PBB mengatakan 235.000 warga sipil telah meninggalkan rumah mereka di barat laut Suriah yang dikuasai pemberontak bulan ini akibat serangan udara dan penembakan yang didukung Rusia.
Kantor Koordinasi Urusan Kemanusiaan PBB mengatakan eksodus tersebut terjadi antara 12 dan 25 Desember.
Kebanyakan orang meninggalkan kota Maarat al-Numan, kota-kota dan desa-desa di provinsi Idlib selatan, kota Idlib dan kamp-kamp di sepanjang perbatasan Suriah-Turki, kata OCHA.
Lihat berita terbaru dan streaming gratis 7 ditambah >>
“Dengan meningkatnya kekerasan terbaru di barat laut Suriah, warga sipil di provinsi Idlib sekali lagi menderita dampak buruk dari permusuhan,” kata pernyataan itu.
OCHA mengatakan Marat al-Numan dan daerah sekitarnya “diyakini hampir kosong”.
Pasukan Suriah maju ke Marat al-Numan.
Dilaporkan juga bahwa ribuan keluarga terlalu takut untuk pindah, takut akan serangan udara dan penembakan.
Abu al-Majd Nasser, yang melarikan diri ke perbatasan bersama keluarganya dari kota Telmanas, mengatakan Presiden Rusia Vladimir Putin “ingin membunuh setiap warga Suriah yang menentang rezim”.

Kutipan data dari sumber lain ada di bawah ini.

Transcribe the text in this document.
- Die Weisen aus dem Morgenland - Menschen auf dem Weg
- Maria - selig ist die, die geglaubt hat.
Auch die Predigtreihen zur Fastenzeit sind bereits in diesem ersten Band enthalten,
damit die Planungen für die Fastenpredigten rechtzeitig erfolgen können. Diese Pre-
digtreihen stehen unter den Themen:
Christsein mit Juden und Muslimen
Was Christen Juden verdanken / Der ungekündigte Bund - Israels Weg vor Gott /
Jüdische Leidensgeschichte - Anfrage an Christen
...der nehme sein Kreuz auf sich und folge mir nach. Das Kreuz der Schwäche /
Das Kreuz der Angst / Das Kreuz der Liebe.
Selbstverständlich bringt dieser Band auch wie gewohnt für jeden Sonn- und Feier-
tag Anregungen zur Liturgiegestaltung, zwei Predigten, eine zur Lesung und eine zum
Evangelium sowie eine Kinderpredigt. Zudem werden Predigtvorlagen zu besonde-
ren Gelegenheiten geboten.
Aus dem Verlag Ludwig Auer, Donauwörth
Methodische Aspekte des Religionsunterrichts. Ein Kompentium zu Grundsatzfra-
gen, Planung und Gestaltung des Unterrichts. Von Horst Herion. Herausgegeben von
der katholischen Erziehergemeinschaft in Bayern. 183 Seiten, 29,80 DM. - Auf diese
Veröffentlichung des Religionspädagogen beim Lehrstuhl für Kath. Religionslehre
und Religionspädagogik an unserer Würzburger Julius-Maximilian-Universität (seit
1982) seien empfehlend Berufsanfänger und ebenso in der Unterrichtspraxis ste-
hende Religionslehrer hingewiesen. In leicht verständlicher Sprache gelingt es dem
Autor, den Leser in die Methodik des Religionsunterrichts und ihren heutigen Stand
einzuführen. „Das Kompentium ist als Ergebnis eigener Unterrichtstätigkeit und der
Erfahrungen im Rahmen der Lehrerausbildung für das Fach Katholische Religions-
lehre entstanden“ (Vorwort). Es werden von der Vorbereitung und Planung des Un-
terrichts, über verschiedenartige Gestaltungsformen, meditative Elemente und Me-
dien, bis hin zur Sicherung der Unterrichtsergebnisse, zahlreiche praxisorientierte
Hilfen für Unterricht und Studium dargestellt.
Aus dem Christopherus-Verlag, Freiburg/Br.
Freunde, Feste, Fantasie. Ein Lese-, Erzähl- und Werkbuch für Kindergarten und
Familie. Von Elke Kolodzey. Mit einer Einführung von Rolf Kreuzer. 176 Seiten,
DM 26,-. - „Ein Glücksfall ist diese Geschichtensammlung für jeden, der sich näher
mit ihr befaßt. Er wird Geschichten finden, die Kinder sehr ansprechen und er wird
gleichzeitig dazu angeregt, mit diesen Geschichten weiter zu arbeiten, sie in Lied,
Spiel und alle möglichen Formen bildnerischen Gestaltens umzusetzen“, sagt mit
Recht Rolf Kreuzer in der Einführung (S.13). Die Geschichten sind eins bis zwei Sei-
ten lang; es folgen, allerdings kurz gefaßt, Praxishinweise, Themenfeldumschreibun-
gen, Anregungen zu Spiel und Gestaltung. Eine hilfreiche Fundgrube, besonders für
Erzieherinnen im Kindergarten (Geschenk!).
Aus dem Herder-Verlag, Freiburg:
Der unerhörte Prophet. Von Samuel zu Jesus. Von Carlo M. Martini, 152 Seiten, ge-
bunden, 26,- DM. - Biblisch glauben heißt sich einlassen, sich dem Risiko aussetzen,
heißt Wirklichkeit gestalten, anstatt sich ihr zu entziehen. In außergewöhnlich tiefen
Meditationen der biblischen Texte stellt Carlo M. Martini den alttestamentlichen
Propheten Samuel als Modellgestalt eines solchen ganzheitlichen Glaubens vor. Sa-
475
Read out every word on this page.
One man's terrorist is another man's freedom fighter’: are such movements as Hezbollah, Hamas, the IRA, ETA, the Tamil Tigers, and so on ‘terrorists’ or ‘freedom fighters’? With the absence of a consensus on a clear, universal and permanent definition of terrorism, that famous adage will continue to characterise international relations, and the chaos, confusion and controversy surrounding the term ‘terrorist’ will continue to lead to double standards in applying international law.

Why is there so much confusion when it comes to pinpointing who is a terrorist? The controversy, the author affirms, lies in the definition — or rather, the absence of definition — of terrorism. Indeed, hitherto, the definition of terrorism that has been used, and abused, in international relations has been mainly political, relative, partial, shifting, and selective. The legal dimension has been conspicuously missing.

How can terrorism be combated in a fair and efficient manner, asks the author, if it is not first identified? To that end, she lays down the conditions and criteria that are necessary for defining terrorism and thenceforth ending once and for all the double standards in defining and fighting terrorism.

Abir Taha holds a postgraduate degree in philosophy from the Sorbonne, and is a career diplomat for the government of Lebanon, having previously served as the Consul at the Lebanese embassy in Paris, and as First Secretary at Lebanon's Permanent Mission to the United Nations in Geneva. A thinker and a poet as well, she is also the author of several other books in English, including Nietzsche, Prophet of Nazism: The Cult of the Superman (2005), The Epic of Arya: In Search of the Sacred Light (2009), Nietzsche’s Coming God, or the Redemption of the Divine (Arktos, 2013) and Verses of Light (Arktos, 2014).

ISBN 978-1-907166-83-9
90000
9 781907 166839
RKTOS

Moskow dan Damaskus membantah tuduhan pemboman tanpa pandang bulu terhadap warga sipil dan mengatakan mereka memerangi militan jihad.
Layanan penyelamatan dan saksi mata mengatakan permusuhan telah menyebabkan banyak desa hancur dan puluhan pusat kesehatan hancur.
Presiden AS Donald Trump telah berbicara menentang “pembantaian” yang melibatkan ribuan warga sipil di Suriah.
“Rusia, Suriah dan Iran membunuh, atau sedang dalam perjalanan untuk membunuh, ribuan warga sipil tak berdosa di provinsi Idlib. Jangan lakukan itu! Turki bekerja keras untuk menghentikan pembantaian ini,” kata Trump di Twitter pada Kamis.
Tentara Suriah mengatakan pekan ini bahwa mereka telah merebut lebih dari 300 km wilayah dalam serangan tersebut untuk mengakhiri kendali “teroris” di Idlib dan membunuh ratusan “teroris”.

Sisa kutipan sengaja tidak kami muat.